Zwischen Neckar und Alb

Äpfel schälen kann Spaß machen

Streuobst Das „Moschtfescht“ im Freilichtmuseum lockte viele Besucher nach Beuren. Trotz Frost gab es über hundert Apfelsorten zu bestaunen. Von Thomas Krytzner

Hier ist Teamwork gefragt: Die kleinen Besucher konnten im Freilichtmuseum auch selbst Hand anlegen und mit einer Presse die Äpf
Hier ist Teamwork gefragt: Die kleinen Besucher konnten im Freilichtmuseum auch selbst Hand anlegen und mit einer Presse die Äpfel in kleine Stückchen verarbeiten.Foto: Thomas Krytzner

Laut waren die Klagen der Obst- und Gartenbauer in diesem Jahr. Der Frost hatte praktisch die ganze Ernte vernichtet. Viele verglichen beim „Moschtfescht“ im Freilichtmuseum Beuren die diesjährige Ernte mit der aus dem vergangenen Jahr: „2016 hatten wir drei Tonnen Äpfel zum Auflesen, in diesem Jahr waren es drei Stück“, bedauerte ein Streuobstwiesenbesitzer. Nicht ganz so schlimm hatte es Heinz Scharpf aus Aichwald-Lobenrot getroffen. Er stellte im Schafstall rund hundert verschiedene Apfelsorten aus. „Statt wie üblich um die 17 Tonnen, hatten wir in diesem Jahr nur fünf Tonnen bei der Ernte“, erklärte der Obstbauer.

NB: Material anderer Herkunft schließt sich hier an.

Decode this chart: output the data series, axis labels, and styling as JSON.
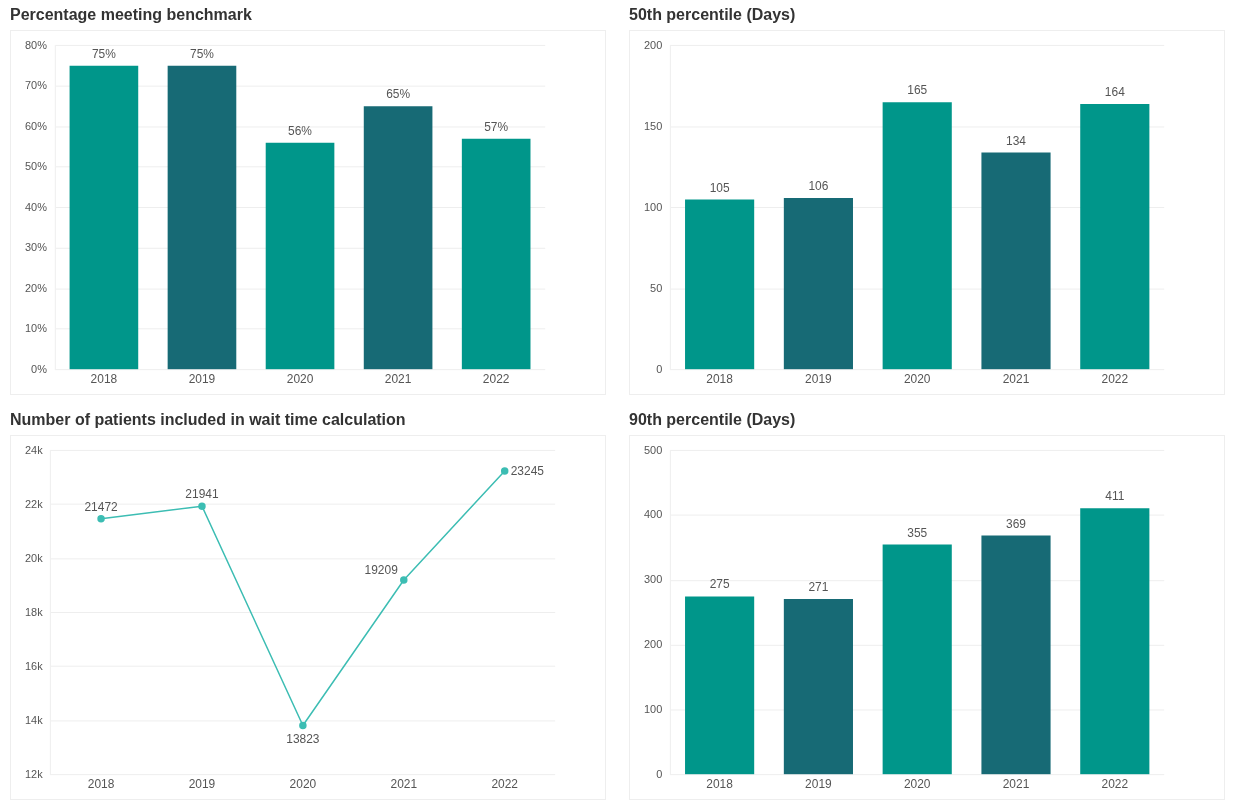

Er ist aber froh, wenigstens einen Teilerfolg zu verbuchen und erklärt, warum: „Wir haben die Bäume praktisch rund um die Uhr gepflegt.“

Trotz wolkenverhangenen Himmels zog das „Moschtfescht“ die Besucher nach Beuren. Für die Kinder war das Fest im Freilichtmuseum ein Paradies. Überall konnten sie kosten und viele Arbeiten rund um die Mosterei gleich selbst ausprobieren. Im Zentrum des Museums standen verschiedene Apfelpressen, bei der einen musste gekurbelt werden, und bei der anderen war viel Kraft gefragt. Das Produkt war am Schluss das gleiche: Apfelmost.

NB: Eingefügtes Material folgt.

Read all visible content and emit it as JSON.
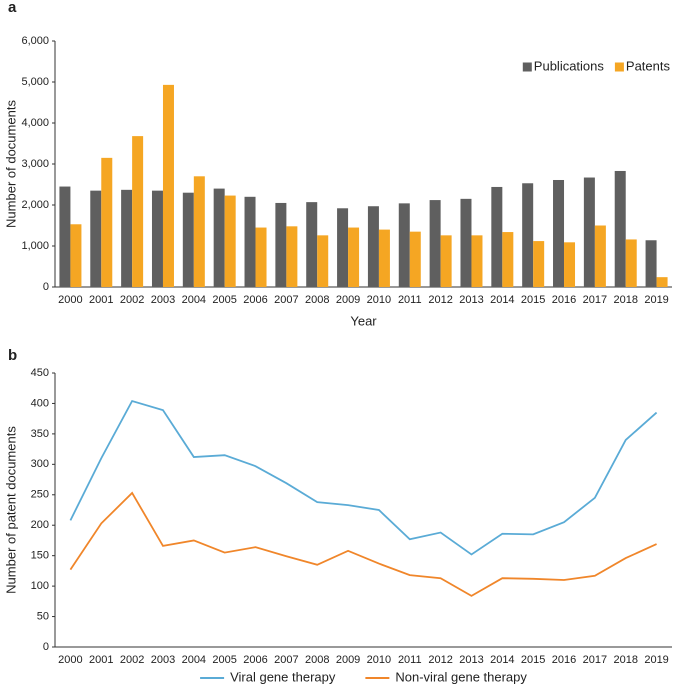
{
  "chart_data": [
    {
      "type": "bar",
      "panel": "a",
      "x_label": "Year",
      "y_label": "Number of documents",
      "legend": "upper right",
      "categories": [
        "2000",
        "2001",
        "2002",
        "2003",
        "2004",
        "2005",
        "2006",
        "2007",
        "2008",
        "2009",
        "2010",
        "2011",
        "2012",
        "2013",
        "2014",
        "2015",
        "2016",
        "2017",
        "2018",
        "2019"
      ],
      "series": [
        {
          "name": "Publications",
          "color": "#5f5f5f",
          "values": [
            2450,
            2350,
            2370,
            2350,
            2300,
            2400,
            2200,
            2050,
            2070,
            1920,
            1970,
            2040,
            2120,
            2150,
            2440,
            2530,
            2610,
            2670,
            2830,
            1140
          ]
        },
        {
          "name": "Patents",
          "color": "#f5a623",
          "values": [
            1530,
            3150,
            3680,
            4930,
            2700,
            2230,
            1450,
            1480,
            1260,
            1450,
            1400,
            1350,
            1260,
            1260,
            1340,
            1120,
            1090,
            1500,
            1160,
            240
          ]
        }
      ],
      "ylim": [
        0,
        6000
      ],
      "yticks": [
        0,
        {
          "value": 1000,
          "label": "1,000"
        },
        {
          "value": 2000,
          "label": "2,000"
        },
        {
          "value": 3000,
          "label": "3,000"
        },
        {
          "value": 4000,
          "label": "4,000"
        },
        {
          "value": 5000,
          "label": "5,000"
        },
        {
          "value": 6000,
          "label": "6,000"
        }
      ]
    },
    {
      "type": "line",
      "panel": "b",
      "y_label": "Number of patent documents",
      "legend": "bottom",
      "categories": [
        "2000",
        "2001",
        "2002",
        "2003",
        "2004",
        "2005",
        "2006",
        "2007",
        "2008",
        "2009",
        "2010",
        "2011",
        "2012",
        "2013",
        "2014",
        "2015",
        "2016",
        "2017",
        "2018",
        "2019"
      ],
      "series": [
        {
          "name": "Viral gene therapy",
          "color": "#5aabd6",
          "values": [
            208,
            310,
            404,
            389,
            312,
            315,
            297,
            269,
            238,
            233,
            225,
            177,
            188,
            152,
            186,
            185,
            205,
            245,
            340,
            385
          ]
        },
        {
          "name": "Non-viral gene therapy",
          "color": "#f0862a",
          "values": [
            127,
            203,
            253,
            166,
            175,
            155,
            164,
            149,
            135,
            158,
            137,
            118,
            113,
            84,
            113,
            112,
            110,
            117,
            146,
            169
          ]
        }
      ],
      "ylim": [
        0,
        450
      ],
      "yticks": [
        0,
        50,
        100,
        150,
        200,
        250,
        300,
        350,
        400,
        450
      ]
    }
  ]
}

Wer hat die längste Apfelschale?

An einer anderen Station übten die Besucher den Umgang mit den Schälmessern und schälten einen Apfel nach dem anderen. Schließlich ging es ja dabei auch um einen Gewinn. Wer nämlich das längste zusammenhängende Stück Apfelschale hatte, konnte zum Beispiel einen freien Eintritt ins Museum gewinnen. Da war es kein Wunder, dass jedes Kind mit Ehrgeiz dabei war - und von d en Eltern lobend motiviert wurde.

Wer keine Lust auf die eigene Entdeckungsreise durchs Freilichtmuseum hatte, schloss sich einer der verschiedenen Führungen an und bekam dadurch viele interessante Informationen über die Obstsorten und deren Anbau. Aber auch Mäh- und Schnittkurse lockten viele Besucher. Außerdem hielt Dr. Thomas Diehl vom Regierungspräsidium Stuttgart einen Vortrag über Blattläuse und veranschaulichte deren gefährliches Leben im Apfelbaum.

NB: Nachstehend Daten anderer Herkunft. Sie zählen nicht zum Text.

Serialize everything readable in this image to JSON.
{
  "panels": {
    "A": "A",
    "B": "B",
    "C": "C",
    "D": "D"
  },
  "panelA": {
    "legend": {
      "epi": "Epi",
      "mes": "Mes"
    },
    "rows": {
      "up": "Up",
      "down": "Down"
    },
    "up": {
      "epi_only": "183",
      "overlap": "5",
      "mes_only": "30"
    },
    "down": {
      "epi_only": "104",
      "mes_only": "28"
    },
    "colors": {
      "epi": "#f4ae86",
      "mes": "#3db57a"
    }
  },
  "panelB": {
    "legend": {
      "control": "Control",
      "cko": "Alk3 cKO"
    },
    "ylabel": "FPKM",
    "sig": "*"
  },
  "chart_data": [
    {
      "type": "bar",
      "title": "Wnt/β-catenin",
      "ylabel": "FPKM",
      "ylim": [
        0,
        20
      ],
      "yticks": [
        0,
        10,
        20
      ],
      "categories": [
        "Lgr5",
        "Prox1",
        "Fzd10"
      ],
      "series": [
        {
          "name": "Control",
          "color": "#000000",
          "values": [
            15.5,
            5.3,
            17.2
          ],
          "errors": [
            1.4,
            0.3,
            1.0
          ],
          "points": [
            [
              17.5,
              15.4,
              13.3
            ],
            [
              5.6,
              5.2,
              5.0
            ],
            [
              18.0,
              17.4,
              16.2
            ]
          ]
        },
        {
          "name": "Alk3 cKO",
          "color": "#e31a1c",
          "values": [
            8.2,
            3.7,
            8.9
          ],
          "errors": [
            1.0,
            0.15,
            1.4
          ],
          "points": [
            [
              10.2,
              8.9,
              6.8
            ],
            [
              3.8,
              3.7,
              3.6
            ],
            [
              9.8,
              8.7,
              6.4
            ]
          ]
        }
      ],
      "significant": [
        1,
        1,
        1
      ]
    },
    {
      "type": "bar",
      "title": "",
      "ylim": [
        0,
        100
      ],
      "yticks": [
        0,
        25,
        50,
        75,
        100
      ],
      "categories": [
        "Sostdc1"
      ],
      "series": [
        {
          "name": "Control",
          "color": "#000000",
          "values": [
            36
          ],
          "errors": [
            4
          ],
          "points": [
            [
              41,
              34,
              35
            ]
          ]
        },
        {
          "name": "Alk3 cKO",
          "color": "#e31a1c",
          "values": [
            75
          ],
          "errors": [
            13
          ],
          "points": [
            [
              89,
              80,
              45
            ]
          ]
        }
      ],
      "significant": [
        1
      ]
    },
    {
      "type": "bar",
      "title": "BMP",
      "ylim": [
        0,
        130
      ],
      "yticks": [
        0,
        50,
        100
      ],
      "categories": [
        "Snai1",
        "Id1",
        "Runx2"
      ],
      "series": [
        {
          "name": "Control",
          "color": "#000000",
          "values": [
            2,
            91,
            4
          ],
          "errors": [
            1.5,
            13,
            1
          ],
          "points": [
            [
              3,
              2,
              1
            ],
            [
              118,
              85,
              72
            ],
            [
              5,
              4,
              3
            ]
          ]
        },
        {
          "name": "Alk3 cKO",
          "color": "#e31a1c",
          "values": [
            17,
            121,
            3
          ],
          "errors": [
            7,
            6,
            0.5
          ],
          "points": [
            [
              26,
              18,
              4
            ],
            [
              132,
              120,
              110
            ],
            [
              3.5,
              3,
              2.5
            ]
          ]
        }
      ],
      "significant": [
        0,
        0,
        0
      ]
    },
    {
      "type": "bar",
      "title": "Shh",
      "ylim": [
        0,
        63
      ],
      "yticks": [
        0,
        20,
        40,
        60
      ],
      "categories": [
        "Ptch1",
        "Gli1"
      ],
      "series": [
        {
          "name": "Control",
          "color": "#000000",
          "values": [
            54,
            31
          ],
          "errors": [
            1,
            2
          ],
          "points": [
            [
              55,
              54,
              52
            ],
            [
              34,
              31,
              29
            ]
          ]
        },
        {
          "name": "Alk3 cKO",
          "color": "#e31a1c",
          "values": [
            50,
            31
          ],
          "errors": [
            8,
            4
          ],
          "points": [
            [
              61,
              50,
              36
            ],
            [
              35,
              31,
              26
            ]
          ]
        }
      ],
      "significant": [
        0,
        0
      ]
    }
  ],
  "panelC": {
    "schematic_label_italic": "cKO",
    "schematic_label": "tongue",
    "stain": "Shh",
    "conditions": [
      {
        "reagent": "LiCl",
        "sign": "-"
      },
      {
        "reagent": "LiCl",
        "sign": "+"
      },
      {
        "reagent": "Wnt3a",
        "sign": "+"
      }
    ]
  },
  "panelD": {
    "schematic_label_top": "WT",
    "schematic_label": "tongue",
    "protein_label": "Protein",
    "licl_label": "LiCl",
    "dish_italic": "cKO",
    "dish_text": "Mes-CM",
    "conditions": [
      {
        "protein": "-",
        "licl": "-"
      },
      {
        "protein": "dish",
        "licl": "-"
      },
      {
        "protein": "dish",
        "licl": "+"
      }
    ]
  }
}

Wer sich lieber kulinarisch vergnügen wollte, konnte dem Förderverein des Freilichtmuseums beim Apfelmuseinkochen zuschauen und helfen. Wem das zu einfach war, besuchte Albrecht Haiplik im Alb-Dorf des Museums. Der Vertreter des Landratsamtes in Esslingen lud zum Krauthobeln und Einstampfen ein. Das „Moschtfescht“ bot für Jung und Alt ein gelungenes und vielseitiges Programm, und viele Kinder werden am Montag in den Schulen einiges über Äpfel erzählen können.